Hocam selâmlar, ben Allah'a, ahirete, meleklere, kitaplara ve peygamberlere inanıyorum. Ancak bazen diğer kutsal kitaplarda olduğu gibi Kur'ân'a da insan sözünün karıştığına dair bazı görüşlerle karşılaşıyorum. Mantık süzgecinden geçirdiğimde "kesinlikle insan sözü karışmamıştır" demek ispat edilebilir değil gibi duruyor. Kur'ân'ın yazım süreci dikkate alındığında eksiklik, fazlalık veya yanlışlık olması "ihtimal" dahilinde görünüyor. Bununla beraber bu düşünce beni Kur'ân meali okumaktan ve iyi bir kul olma hedefinden vazgeçirmiş değil.

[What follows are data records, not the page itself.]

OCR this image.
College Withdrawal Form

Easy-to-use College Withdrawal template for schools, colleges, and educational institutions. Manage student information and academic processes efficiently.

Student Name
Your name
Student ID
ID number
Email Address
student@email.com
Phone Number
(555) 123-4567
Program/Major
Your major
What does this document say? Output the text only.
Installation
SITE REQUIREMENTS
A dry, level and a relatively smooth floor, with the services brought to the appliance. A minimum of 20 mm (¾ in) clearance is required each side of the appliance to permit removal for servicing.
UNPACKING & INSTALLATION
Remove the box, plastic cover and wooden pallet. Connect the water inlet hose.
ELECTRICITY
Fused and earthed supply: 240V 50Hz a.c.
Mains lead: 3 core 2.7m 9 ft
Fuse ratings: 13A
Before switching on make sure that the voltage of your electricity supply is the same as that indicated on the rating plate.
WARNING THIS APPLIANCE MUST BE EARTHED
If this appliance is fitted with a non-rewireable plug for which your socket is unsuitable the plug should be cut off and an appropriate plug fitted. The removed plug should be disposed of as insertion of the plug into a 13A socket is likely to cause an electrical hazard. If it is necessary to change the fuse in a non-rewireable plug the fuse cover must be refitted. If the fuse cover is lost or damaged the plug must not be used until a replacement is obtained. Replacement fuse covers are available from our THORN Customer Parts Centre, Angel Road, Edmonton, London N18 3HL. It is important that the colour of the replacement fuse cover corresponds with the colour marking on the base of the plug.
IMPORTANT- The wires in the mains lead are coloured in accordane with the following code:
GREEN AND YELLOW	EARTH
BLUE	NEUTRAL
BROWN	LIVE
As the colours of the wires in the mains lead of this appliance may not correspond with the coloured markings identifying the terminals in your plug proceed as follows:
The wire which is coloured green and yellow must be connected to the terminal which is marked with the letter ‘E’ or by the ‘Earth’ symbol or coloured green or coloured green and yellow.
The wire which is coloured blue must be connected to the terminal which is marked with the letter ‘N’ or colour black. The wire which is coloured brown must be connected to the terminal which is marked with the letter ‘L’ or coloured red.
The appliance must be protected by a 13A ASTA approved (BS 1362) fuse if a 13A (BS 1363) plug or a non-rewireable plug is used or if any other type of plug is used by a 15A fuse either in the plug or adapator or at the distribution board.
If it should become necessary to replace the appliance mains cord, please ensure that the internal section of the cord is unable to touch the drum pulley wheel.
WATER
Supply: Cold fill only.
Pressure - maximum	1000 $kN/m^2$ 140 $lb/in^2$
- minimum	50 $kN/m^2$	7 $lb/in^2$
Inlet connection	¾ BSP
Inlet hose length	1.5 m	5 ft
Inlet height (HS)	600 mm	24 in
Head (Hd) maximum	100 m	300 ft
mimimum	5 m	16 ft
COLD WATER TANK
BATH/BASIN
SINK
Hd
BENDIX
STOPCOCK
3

Kur'ân'la ilgili böyle bir düşüncenin kafamda belirmesi imanıma halel getirir mi?

Ellerinizden öperim. Saygılarımla…

Cevap: Bunları bana sormanıza gerek yok. Allah ile sizin aranızda bir konu. Madem öyle kuşkuların var, inanmazsın, sen de Kur'ân gibi bir kitap yazarsın.

OKURUN CEVABI

Allah'a iftira etmekten Allah'a sığınırım, Kur'ân benzeri bir kitap yazmak haşa!

Ancak yazdığını iddia edenler var Hocam, "ben kendimden yazmıyorum, bana yazdırıldı" diyenler var. Bu tür düşüncelere sahip olan insanlarla münasebetimiz nasıl olmalı sizce? Hele akrabalık söz konusu ise! Bu iman meselesi diyerek sadece insanların davranışlarına bakarak eğer iyi insan ise ilişkiyi devam ettirmeli, kötü insan ise uzak mı durmalıyız? Yoksa iyi insan da olsa münasebetimizi kesmeli miyiz? Teşekkür ediyorum...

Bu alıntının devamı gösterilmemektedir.